The fourth stop on my 2016 Open House Melbourne trip and it was completely amazing. I walk past this place every time I go to the local gardens for my afternoon walks. So getting a chance to drop in, was amazing. To top it off, the artwork that they had inside was amazing. I highly recommend you check it out. Here’s why.Architect: John James Clark
The Hellenic Museum, formerly the Royal Mint, is located on the corner of William and La Trobe Streets. Designed by architect JJ Clark, and providing one of the few examples of the Renaissance Revival style in Australian buildings, the Melbourne Mint’s first coins were struck in 1872. The mint continued to produce gold coins and bronze pennies until 1931, and later came to play a vital role in Australia’s adoption of decimal currency. In 1972, after the need for the mass production of currency decreased, the Melbourne Mint officially closed.
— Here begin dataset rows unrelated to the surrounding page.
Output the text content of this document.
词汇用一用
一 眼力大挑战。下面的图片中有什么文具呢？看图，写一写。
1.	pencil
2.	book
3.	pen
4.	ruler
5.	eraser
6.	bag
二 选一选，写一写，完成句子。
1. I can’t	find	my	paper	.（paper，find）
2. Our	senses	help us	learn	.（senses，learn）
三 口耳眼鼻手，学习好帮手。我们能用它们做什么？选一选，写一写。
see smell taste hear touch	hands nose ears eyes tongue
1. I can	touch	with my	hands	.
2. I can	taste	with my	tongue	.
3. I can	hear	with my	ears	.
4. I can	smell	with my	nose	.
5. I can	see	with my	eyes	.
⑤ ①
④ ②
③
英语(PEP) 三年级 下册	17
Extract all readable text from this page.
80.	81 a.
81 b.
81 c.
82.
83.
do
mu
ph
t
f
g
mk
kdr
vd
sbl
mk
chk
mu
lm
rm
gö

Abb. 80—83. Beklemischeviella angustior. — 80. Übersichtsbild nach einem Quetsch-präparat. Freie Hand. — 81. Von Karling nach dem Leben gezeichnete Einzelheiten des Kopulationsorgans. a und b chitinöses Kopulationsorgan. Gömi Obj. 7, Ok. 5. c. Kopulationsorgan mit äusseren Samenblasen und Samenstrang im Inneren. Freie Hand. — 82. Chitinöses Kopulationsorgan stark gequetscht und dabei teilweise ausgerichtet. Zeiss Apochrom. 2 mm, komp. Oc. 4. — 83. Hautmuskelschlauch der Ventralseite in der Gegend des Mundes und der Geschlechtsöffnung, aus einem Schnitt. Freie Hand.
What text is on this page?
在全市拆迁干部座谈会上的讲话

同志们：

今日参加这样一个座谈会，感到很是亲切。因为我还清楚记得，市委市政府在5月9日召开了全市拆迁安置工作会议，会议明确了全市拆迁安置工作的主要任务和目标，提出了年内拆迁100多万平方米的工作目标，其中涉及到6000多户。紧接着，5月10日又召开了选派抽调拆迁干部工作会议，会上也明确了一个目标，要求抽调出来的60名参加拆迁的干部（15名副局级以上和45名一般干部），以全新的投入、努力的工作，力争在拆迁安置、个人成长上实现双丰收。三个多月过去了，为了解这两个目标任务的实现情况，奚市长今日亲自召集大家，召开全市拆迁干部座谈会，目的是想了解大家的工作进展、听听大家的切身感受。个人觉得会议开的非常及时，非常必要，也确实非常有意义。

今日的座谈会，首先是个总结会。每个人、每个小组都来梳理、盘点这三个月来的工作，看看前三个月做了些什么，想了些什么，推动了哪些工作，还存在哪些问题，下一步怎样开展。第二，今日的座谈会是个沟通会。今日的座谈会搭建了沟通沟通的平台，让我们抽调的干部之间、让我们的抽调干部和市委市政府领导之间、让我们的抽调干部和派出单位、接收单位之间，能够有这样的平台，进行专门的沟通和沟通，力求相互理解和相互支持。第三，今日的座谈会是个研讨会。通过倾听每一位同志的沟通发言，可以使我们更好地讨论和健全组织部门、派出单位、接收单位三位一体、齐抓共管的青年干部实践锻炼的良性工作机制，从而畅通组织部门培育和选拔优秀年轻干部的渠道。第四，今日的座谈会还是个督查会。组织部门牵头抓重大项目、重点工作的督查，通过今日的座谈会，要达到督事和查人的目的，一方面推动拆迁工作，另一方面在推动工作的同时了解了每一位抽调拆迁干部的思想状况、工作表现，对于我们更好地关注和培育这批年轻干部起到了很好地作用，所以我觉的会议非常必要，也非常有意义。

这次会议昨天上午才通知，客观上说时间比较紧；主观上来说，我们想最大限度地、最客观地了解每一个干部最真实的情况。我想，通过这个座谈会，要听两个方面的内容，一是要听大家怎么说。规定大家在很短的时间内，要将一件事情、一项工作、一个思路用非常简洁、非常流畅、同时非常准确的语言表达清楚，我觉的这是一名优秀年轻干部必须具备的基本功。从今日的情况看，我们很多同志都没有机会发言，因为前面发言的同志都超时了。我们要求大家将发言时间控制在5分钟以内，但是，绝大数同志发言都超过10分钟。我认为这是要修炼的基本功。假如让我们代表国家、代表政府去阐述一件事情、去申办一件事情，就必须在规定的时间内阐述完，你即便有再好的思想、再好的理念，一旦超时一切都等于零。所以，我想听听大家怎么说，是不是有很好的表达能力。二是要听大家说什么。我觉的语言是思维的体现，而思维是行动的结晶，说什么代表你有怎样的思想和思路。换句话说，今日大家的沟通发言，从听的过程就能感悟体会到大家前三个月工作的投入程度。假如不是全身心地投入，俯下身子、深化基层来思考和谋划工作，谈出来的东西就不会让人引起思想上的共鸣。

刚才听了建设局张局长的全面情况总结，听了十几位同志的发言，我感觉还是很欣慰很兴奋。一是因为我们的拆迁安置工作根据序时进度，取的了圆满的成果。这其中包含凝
The heritage-listed building is actively conserved, and open to the public. Today, the building is home to the Hellenic Museum; a space created to promote understanding and appreciation of the cultural and artistic heritage of ancient and contemporary Greece. On display is ‘Gods, Myths and Mortals’, a collection that spans 8000 years of Greek civilization on loan from the Benaki Museum, Athens.
Also on display is ONEIROI, a permanent installation by Australian artist Bill Henson, exploring the impact of history, beauty, culture and art and incorporating priceless treasures from the Benaki collection. In the courtyard is the inaugural MPavilion. Designed by award winning architect Sean Godsell, MPavilion creates a dialogue between contemporary and conservative design.